Sette attori sul palcoscenico, di cui sei hanno un disagio ed un altro, apparentemente normale, si trascina dietro problemi forse ancora superiori, a cominciare dalla prostata. Nessuno di loro ha difficoltà ad ammettere i propri limiti fisici e mentali, e così lo spettacolo prende forma.
In realtà, il punto di partenza è un altro spettacolo, quello al quale i sette avrebbero dovuto assistere seduti nella platea di un teatro. Ma lo spettacolo da vedere non parte e, allora, decidono di essere loro stessi gli attori di un altro spettacolo.
Parte così «Noi» la terza opera in rassegna al Giullare, il festival nazionale contro tutte le barriere in corso di svolgimento al centro Jobel, in via di Vittorio. A proporlo, la cooperativa sociale Lambro, di Monza, in una rappresentazione diretta da Ilaria Mauri che prende progressivamente corpo e mostra il talento di ragazzi e ragazze che si mettono in gioco e, ciascuno raccontando il proprio «io», determina il «noi» finale in un coro contro sempre più forte ed affiatato i luoghi comuni ed a favore della piena integrazione.
Lo spettacolo è delicato ed emozionante, ma anche dissacratore e provocatorio.
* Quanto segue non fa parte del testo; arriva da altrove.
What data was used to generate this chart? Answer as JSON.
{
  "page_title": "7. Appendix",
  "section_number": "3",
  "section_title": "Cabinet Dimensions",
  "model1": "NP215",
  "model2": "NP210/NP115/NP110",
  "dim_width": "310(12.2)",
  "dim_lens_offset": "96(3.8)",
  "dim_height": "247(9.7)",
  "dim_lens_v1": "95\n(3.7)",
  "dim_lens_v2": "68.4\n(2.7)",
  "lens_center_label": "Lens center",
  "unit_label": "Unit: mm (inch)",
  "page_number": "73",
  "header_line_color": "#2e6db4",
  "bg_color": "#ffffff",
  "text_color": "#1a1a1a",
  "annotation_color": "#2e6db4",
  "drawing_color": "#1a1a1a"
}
Queste opposte tensioni si incrociano perfettamente e rendono pienamente il messaggio che la regista e i suoi attori vogliono trasmettere al pubblico, che si integra perfettamente con loro al punto che, nella parte finale della rappresentazione, gli attori sono fra gli spettatori, ritornando idealmente, ma al termine del percorso artistico voluto, all'origine dello spettacolo.
Ieri sera è andata in scena la quarta delle sei opere in concorso, “Grand hotel”, a cura della cooperativa sociale Andirivieni onlus, di Rivarolo Canavese, in provincia di Torino, per la regia di Marcello Turco, con sorprendenti analogie con lo spettacolo appena riassunto.
Infatti, un gruppo di persone, non meglio definito, in una normalissima domenica pomeriggio, apparentemente uguale a tante altre e quindi persino noiosa, decidono di aprire un albergo. Ogni persona ne diventa, così, un personaggio: chi alla reception; chi in direzione; chi al ristorante; chi all’ascensore. E poi le stanze, luoghi all’interno dei quali portare se stessi, cercare ricordi, trovare pensieri.
Questa sera invece, venerdì 20 luglio, sempre alle 21.15 con ingresso gratuito, sarà la volta di «Incessante, se credessi in un Dio», diretto da Lamberto Giannini, a cura della compagnia Mayor von Frinzius, dell’associazione Haccompagnami, proveniente da Rosignano Solvay.
«Tutti siamo inevitabilmente connessi da un ritmo “incessante” - spiega il regista -, pieno di vita ma, soprattutto, voglia di vivere che continua a battersi attraverso la quotidianità, malgrado ciò che inevitabilmente rema contro. Noi ci auguriamo di entrare nei cuori degli spettatori, staccarli dalla routine e restituire loro la vita piena».
E domenica prossima, 22 luglio, andrà in scena la serata finale, che determinerà il vincitore della manifestazione. A decretarlo la giuria formata da Maria Elena Germinario, attrice e regista, Mario e Giuseppe Francavilla, attori e registi, Giuseppe Del Curatolo, vignettista e regista, Beppe Sbrocchi, regista, Felice Di Lernia antorpologo ed assessore alle culture del Comune di Trani.